Gene Deficiency in CMTX May Limit Nerve Injury, Mouse Study Suggests
Sciatic motor nerves in mice lacking the GJB1 gene — defective in people with X-linked Charcot-Marie-Tooth (CMTX) disease — regenerated more after external injury than was seen in healthy mice, a study has revealed.
These findings suggested that GJB1 deficiency may provide some protection limiting the impact of additional nerve injury, the scientists said.
The study, “Effects of Early Crush on Aging Wild Type and Connexin 32 Knockout Mice: Evidence for a Neuroprotective State in CMT1X Mouse Nerve,” was published in the Journal of the Peripheral Nervous System.
CMT is a genetic disease characterized by damage to the peripheral nerves, which connect the spinal cord to muscles and nerve cells that detect sensations such as heat, touch, and pain.
Mutations in the GJB1 gene, which codes for the connexin-32 (Cx32) protein and is found on the X-chromosome, were identified as a cause of CMTX, accounting for at least 10% of all CMT cases.
To support CMTX research, a mouse model lacking the GJB1 gene (Cx32KO) was bred that showed extensive nerve damage by three months of age, affecting nerve fibers responsible for motion (motor) more than sensory fibers. These mice had fewer nerve fibers (axons) and reduced or absent myelin — the fatty coating that surrounds axons allowing electrical impulses to transmit efficiently.
Also in Cx32KO mice, the speed of electrical impulses traveling through the sciatic nerve — the large nerve extending from the spinal cord through the legs — was different than in healthy mice.
The sciatic nerve crush experiment is a well-defined model to investigate peripheral nerve regeneration, in which the sciatic nerve is surgically damaged.
In this study, a team led by scientists at the University of Illinois in Chicago investigated the short- and long-term effects of sciatic nerve crush injury on the regenerated nerve in Cx32KO mice and their normal counterparts to understand molecular mechanisms further. Cx32KO mice and healthy mice without injury were also tested.
Electrophysiology techniques measured the speed of electrical impulses along the sciatic nerve in two groups of mice: an early post-crush period between 14 and 27 days (short-term) and an aging period between 18 and 20 months (long-term).
An examination of mice with short-term injury found no evidence of impaired regeneration in motor nerve fibers of Cx32KO mice compared to injured normal mice. In all measures, both types of mice showed sustained recovery towards complete regeneration. Unexpectedly, Cx32KO nerves demonstrated a significantly better performance than healthy nerves by showing shorter distal latency, which refers to response to stimulation just above the ankle.
As anticipated, in the long-term group, nerve impulses were slower in uninjured Cx32KO sciatic nerves than in the uninjured normal nerves, consistent with peripheral nerve damage seen in CMTX.
While in normal mice, nerve impulses were slower after injury, the speed of electrical impulses in Cx32KO sciatic nerves was the same as those seen in uninjured Cx32KO nerves.
When examining sensory nerve fibers that connect the sciatic nerve to feet, the researchers found a loss of function in normal and Cx32KO mice that was similar to their uninjured counterparts. Also, uninjured sensory nerves of both types of animals had the same level of function, consistent with studies showing that “sensory nerves appear to be less affected by loss of Cx32,” the researchers wrote.

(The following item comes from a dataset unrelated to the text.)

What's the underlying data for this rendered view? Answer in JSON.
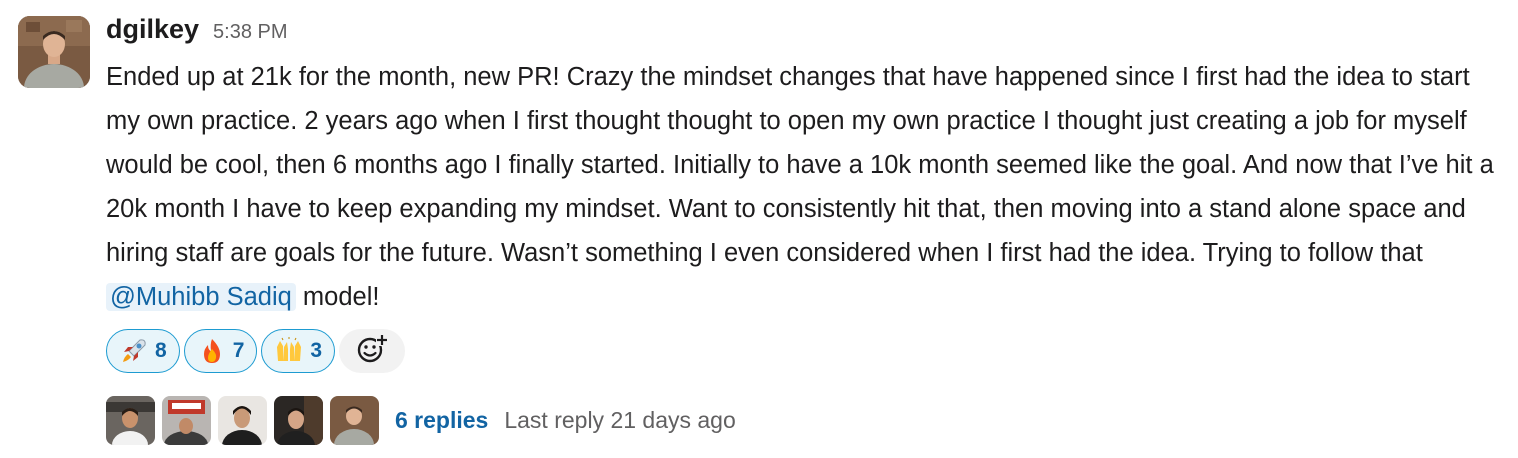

Before injury, “whatever protection is afforded by the Cx32KO nerve environment appears to be restricted to those axons whose function is more severely affected,” they added.
A large-scale analysis of gene activity in the sciatic nerve had found a high degree of difference between normal and Cx32KO sciatic nerves before injury, with those differences disappearing at five to seven days post-crush, then reappearing at 14 days.

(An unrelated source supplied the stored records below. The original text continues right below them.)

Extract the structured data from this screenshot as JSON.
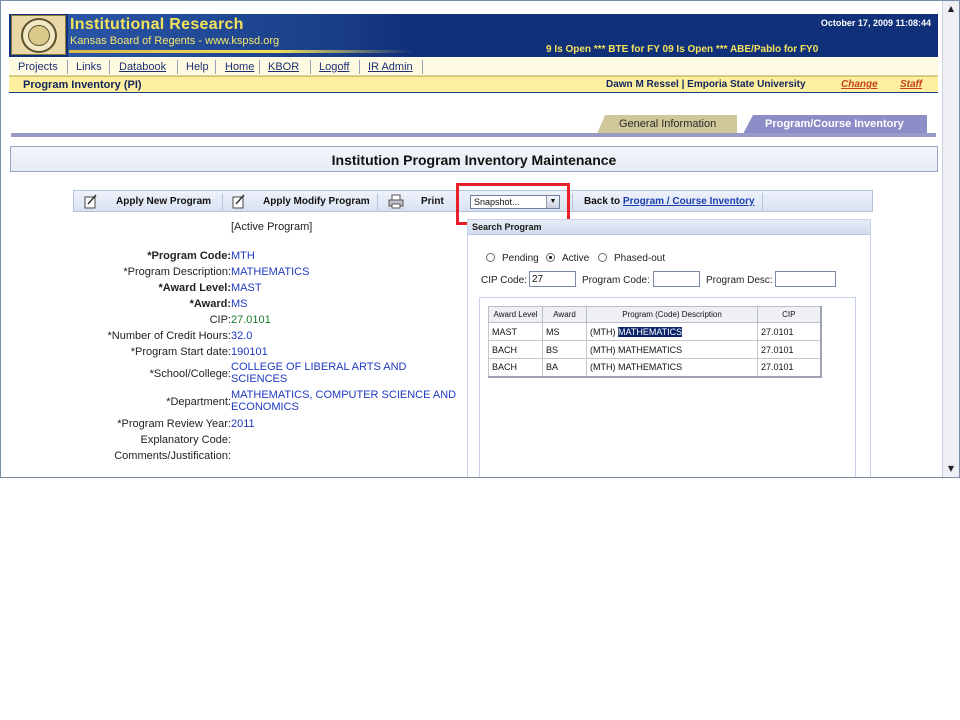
{
  "header": {
    "title": "Institutional Research",
    "subtitle": "Kansas Board of Regents - www.kspsd.org",
    "datetime": "October 17, 2009 11:08:44",
    "ticker": "9  Is Open *** BTE for FY 09 Is Open *** ABE/Pablo for FY0"
  },
  "nav": {
    "items": [
      "Projects",
      "Links",
      "Databook",
      "Help",
      "Home",
      "KBOR",
      "Logoff",
      "IR Admin"
    ]
  },
  "userbar": {
    "page_name": "Program Inventory (PI)",
    "user": "Dawn M Ressel  | Emporia State University",
    "change_link": "Change",
    "staff_link": "Staff"
  },
  "tabs": {
    "general": "General Information",
    "inventory": "Program/Course Inventory"
  },
  "page_title": "Institution Program Inventory Maintenance",
  "toolbar": {
    "apply_new": "Apply New Program",
    "apply_modify": "Apply Modify Program",
    "print": "Print",
    "snapshot_value": "Snapshot...",
    "back_prefix": "Back to ",
    "back_link": "Program / Course Inventory"
  },
  "form": {
    "status": "[Active Program]",
    "rows": [
      {
        "label": "*Program Code:",
        "value": "MTH"
      },
      {
        "label": "*Program Description:",
        "value": "MATHEMATICS"
      },
      {
        "label": "*Award Level:",
        "value": "MAST"
      },
      {
        "label": "*Award:",
        "value": "MS"
      },
      {
        "label": "CIP:",
        "value": "27.0101"
      },
      {
        "label": "*Number of Credit Hours:",
        "value": "32.0"
      },
      {
        "label": "*Program Start date:",
        "value": "190101"
      },
      {
        "label": "*School/College:",
        "value": "COLLEGE OF LIBERAL ARTS AND SCIENCES"
      },
      {
        "label": "*Department:",
        "value": "MATHEMATICS, COMPUTER SCIENCE AND ECONOMICS"
      },
      {
        "label": "*Program Review Year:",
        "value": "2011"
      },
      {
        "label": "Explanatory Code:",
        "value": ""
      },
      {
        "label": "Comments/Justification:",
        "value": ""
      }
    ]
  },
  "search": {
    "title": "Search Program",
    "radios": [
      {
        "label": "Pending",
        "selected": false
      },
      {
        "label": "Active",
        "selected": true
      },
      {
        "label": "Phased-out",
        "selected": false
      }
    ],
    "cip_label": "CIP Code:",
    "cip_value": "27",
    "program_code_label": "Program Code:",
    "program_code_value": "",
    "program_desc_label": "Program Desc:",
    "program_desc_value": ""
  },
  "results": {
    "columns": [
      "Award Level",
      "Award",
      "Program (Code) Description",
      "CIP"
    ],
    "rows": [
      {
        "award_level": "MAST",
        "award": "MS",
        "code": "(MTH) ",
        "desc": "MATHEMATICS",
        "cip": "27.0101"
      },
      {
        "award_level": "BACH",
        "award": "BS",
        "code": "(MTH) ",
        "desc": "MATHEMATICS",
        "cip": "27.0101"
      },
      {
        "award_level": "BACH",
        "award": "BA",
        "code": "(MTH) ",
        "desc": "MATHEMATICS",
        "cip": "27.0101"
      }
    ]
  },
  "colors": {
    "header_bg": "#11307a",
    "header_title": "#f3e25a",
    "userbar_bg": "#fcef9e",
    "tab_active": "#8d8dc8",
    "tab_inactive": "#cfc79a",
    "link_blue": "#1c3fae",
    "value_blue": "#1f38c0",
    "cip_green": "#1a7a2a",
    "highlight_red": "#e8202a"
  }
}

Many of the same genes showed increased or decreased activity in both uninjured Cx32KO and normal nerves during the week after crush. However, 14 days after sciatic nerve damage, most genes in normal nerves return to previous levels, whereas those in Cx32KO nerves maintained altered activity.

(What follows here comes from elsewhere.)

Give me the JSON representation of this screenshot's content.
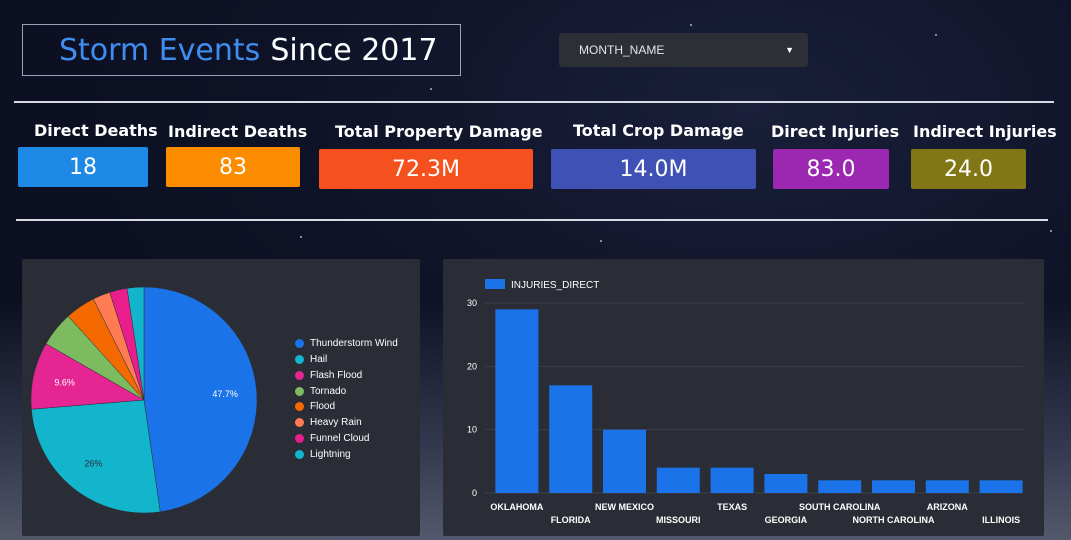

“This pattern suggests that many of the transcripts [RNA] whose expression in [normal mice] is transiently altered during the week post-injury, are in fact permanently altered in the Cx32KO nerves,” the team wrote.
“Together with our electrophysiologic data, these results suggest that Cx32 KO nerves are in a more sustained pro-regenerative state,” they added.
“Early nerve injury has no negative electrophysiologic effect on the Cx32 KO motor nerves,” the scientists concluded. “The lack of an additional effect of crush on Cx32KO motor nerve parameters suggests that Cx32 knockout [loss] may implement a form of neuroprotection that limits the effects of subsequent injury.”